Che le parole d’ordine 63esima edizione del Festival di Sanremo fossero austerity e risparmio è cosa ormai risaputa, ma in compenso la kermesse canora si arricchisce di una nota dolente che finisce col rovinare uno spettacolo confezionato ad arte: lo scandalo e i fischi. Abbandonando i panni dell’intransigente Joe Bastianich in quel di Bastardchef, del team leader per eccellenza Briatore e “dimettendosi” dal ruolo di Papa Ratzinger, il monologhista Maurizio Crozza è pronto a irretire il Teatro Ariston con la sua satira graffiante e intelligente, ma tradendo una promessa da par-condicio: il parlare di politica.
E, infatti, a scendere la scalinata ipertecnologica del Teatro non è Maurizio Crozza, bensì la sua personale versione del Cavaliere che dispensa biglietti da 50 euro a destra e a manca a mo’ di Naomo di Panariello, divertendosi a più non posso, più o meno “da quando Alfano ha detto che il Pdl faceva le primarie”. Il “presidente” è incontenibile e si lascia andare immediatamente a un canzoncina ironica accolta da applausi, fischi e ingiurie che tuonano “Niente politica a Sanremo” e terribili “Fuori”. Crozza, per la prima volta in difficoltà e con gli occhi lucidi, è difeso da Fabio Fazio e dal suo invito alla moderazione, mentre fatica a ritrovare l’armonia e a inaugurare il suo monologo.

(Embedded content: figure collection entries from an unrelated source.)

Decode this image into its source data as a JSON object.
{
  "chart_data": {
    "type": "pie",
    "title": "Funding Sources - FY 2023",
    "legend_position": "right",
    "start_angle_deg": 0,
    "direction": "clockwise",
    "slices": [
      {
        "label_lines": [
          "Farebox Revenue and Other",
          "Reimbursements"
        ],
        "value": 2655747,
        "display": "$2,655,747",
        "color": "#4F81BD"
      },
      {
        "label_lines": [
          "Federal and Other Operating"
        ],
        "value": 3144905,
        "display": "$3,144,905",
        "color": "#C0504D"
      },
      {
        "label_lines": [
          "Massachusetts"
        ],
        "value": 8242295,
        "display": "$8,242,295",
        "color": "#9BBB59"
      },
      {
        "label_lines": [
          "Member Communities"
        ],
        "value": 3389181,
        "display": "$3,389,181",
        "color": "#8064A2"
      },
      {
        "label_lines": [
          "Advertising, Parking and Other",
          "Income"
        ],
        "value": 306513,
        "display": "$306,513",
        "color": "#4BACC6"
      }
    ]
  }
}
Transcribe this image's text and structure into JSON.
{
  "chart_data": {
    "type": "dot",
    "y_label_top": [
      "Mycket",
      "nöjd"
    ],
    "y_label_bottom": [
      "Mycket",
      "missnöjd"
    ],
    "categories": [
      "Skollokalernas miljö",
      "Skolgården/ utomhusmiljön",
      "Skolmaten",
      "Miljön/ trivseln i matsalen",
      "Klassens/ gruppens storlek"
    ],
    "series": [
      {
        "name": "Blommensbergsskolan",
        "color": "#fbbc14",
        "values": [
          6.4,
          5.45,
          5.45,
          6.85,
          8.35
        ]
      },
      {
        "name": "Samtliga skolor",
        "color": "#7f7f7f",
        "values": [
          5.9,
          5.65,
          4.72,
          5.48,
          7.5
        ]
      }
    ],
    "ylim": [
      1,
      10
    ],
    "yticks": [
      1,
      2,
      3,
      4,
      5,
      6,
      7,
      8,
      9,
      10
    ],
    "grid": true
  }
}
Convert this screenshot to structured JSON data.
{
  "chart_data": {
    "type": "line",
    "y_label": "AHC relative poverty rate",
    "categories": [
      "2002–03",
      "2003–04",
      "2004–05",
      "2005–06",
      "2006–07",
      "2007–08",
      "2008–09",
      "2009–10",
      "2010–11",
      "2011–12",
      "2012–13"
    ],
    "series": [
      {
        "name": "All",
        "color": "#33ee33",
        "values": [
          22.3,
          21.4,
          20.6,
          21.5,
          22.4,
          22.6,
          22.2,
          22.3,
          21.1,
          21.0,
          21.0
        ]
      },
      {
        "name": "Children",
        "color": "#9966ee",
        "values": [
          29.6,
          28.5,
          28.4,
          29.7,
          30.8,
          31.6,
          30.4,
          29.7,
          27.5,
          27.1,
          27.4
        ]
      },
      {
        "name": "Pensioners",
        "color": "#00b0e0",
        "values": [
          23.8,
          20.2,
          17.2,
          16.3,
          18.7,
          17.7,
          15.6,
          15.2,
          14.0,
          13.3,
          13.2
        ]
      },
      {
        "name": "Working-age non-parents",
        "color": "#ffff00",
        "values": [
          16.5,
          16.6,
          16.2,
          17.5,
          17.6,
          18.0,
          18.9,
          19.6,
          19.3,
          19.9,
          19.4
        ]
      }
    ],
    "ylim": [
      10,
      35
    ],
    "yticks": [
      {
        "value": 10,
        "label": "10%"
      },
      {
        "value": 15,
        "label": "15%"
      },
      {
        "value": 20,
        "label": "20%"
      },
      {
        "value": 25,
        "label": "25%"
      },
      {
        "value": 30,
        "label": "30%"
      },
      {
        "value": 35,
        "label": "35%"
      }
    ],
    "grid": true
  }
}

“Vendola o Monti? Questo è il dilemma” si chiede il Bersani-Crozza che, per cercare di riequilibrare le parti presi in causa, vira la satira anche verso Sinistra parlando dell’Ilva, delle liste proposte ai seggi e della scelta dei dirigenti. Immancabile poi un accenno alle dimissioni del Papa, all’ipotesi di una rivoluzione civile rimarcandone la natura ossimorica e citando i propositi di sollevazione di Ingroia, nuovo personaggio “crozziano” a calcare l’Ariston. Il monologo prosegue senza fischio ferire, ma rincuorato dal pubblico plaudente e da sonore risate: il Crozza di sempre è tornato (anche se ancora provato).